Jacob menyipitkan matanya. "Maksudnya?"

"Aku bukan lagi anak yang percaya pada kisah yang akan berakhir bahagia selamanya. Aku yakin kalau Cinderella memiliki akhir yang berbeda namun penulis tidak menceritakannya karena akhir itu tidak bahagia."

"Kamu tidak mengerti apa yang kamu bicarakan, Athena."

Jacob benar. Aku tidak mengerti. Tapi dia berkata. "Ya, semuanya akan baik – baik saja."

"Jika puncak ketidakbahagiaan kita adalah perpisahan mereka?"

Jacob menelan ludah dan wajahnya memerah. "Aku tahu kalau mereka sering bertengkar dan Mama kadang tidak bisa mengontrol emosinya. Tapi mereka tidak akan berpisah."

"Kamu tahu darimana?"

"Aku tahu, Athena. Percayalah padaku."

Aku mengangguk dan berusaha mempercayainya.

***

Tengah malam bukan waktu yang tepat untuk bangun, karena aku benar – benar sendirian. Tidak ada suara televisi yang menyala karena ditonton Mbak Laili, atau suara Mbak Kiara yang sibuk menelpon pacarnya yang jauh disana. Tapi aku nyaman belajar disaat seperti ini.

Bukan keinginanku untuk kembali mengingat Jacob, tapi Jacob memang kenangan yang selalu membangunkanku tengah malam. Dulu, kami selalu belajar bersama. Dan dia akan menyalakan lagu favoritnya sebagai teman belajar. Papa kadang mengecek kami. Papa dekat dengan Jacob. Kalau ada pertandingan bola tengah malam, Jacob akan membangunkanku untuk belajar akan tetapi dia malam menonton bola dengan Papa.

Aku membuka ponselku untuk mengecek tugas apa untuk besok. Ralat. Nanti. Ada satu pesan. Setelah mengetik kata sandi, aku melihat pesan dari Petra dan membacanya.
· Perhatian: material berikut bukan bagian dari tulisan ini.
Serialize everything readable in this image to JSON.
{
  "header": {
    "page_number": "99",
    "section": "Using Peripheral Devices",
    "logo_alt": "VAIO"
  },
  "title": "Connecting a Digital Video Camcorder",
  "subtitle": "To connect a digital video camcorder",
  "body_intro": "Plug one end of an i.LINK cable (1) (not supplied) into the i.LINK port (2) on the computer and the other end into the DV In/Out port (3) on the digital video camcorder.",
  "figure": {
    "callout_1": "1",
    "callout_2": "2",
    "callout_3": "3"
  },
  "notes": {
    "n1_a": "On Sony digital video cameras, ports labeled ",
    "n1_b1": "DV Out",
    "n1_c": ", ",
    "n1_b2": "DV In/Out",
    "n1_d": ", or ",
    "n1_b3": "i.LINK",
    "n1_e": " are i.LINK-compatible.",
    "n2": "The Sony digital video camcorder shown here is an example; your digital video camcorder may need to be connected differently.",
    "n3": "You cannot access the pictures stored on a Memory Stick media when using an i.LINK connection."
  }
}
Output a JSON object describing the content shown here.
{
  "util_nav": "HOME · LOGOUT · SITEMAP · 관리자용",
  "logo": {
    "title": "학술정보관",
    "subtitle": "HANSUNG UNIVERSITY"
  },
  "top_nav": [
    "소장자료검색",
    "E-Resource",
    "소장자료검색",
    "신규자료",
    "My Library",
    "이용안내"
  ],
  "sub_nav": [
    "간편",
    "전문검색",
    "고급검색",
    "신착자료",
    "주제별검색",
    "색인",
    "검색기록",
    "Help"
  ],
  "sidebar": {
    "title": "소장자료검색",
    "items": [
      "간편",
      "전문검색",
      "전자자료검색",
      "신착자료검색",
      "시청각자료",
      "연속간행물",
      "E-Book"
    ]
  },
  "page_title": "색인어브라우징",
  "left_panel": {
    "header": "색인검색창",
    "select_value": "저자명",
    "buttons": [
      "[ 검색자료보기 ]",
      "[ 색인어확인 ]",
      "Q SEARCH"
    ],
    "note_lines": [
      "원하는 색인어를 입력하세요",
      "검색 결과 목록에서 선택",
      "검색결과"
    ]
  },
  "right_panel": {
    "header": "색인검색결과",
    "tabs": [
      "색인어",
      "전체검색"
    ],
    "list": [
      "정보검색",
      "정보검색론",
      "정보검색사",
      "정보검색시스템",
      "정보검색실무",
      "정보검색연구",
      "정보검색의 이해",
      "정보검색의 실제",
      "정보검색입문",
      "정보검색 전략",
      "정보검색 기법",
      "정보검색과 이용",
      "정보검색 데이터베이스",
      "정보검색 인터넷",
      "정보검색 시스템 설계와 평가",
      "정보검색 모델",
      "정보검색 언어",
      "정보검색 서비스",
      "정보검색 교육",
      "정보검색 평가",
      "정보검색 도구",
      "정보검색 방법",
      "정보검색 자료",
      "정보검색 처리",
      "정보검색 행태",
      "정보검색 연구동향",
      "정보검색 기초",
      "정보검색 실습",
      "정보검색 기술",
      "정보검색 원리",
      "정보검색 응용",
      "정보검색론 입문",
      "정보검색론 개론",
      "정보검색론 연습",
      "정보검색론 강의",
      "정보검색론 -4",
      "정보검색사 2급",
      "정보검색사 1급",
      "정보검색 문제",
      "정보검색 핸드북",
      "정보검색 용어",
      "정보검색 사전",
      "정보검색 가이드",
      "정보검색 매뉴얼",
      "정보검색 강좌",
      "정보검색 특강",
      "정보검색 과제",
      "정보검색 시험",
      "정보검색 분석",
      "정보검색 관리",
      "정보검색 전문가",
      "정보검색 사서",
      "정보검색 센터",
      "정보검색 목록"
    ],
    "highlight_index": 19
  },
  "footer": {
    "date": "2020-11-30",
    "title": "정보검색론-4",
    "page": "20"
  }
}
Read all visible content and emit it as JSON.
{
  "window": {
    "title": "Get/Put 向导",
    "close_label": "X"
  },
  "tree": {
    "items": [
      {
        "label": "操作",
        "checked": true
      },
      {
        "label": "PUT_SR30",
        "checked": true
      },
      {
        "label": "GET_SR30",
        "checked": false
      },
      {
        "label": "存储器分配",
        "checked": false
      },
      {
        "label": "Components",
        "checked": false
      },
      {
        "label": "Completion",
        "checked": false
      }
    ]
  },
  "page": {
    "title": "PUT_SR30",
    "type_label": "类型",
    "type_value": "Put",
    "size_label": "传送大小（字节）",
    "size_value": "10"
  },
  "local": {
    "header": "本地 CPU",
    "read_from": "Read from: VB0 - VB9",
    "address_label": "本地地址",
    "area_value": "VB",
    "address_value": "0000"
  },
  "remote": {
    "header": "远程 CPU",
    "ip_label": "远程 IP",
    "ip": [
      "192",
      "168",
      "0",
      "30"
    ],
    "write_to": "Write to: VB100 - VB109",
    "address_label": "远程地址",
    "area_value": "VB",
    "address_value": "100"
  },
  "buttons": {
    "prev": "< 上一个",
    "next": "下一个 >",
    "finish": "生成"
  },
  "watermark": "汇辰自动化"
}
Athena, namanya memang Vincent. Vincent Osiris. Aku tahu dari Vani. Mau aku kirim kontaknya?

Aku berdecak dan membalasnya 'nggak.' Nama cowok basket itu, Vincent. Petra sudah bilang disekolah tadi, tapi dia tidak yakin. Sehingga dia menanyakan kakaknya yang bergabung di tim basket putri.

Aku menghela napas panjang dan berusaha fokus pada tugasku dengan ingatan semangat Jacob.

***

Sekolah memang semakin lama semakin gila. Aku tidak suka dengan cara pengajaran guru – guru yang diam – diam aku kritik habis – habisan dalam hati. Mulai dari pengajarannya yang membuatku ngantuk atau tugasnya yang seambrek.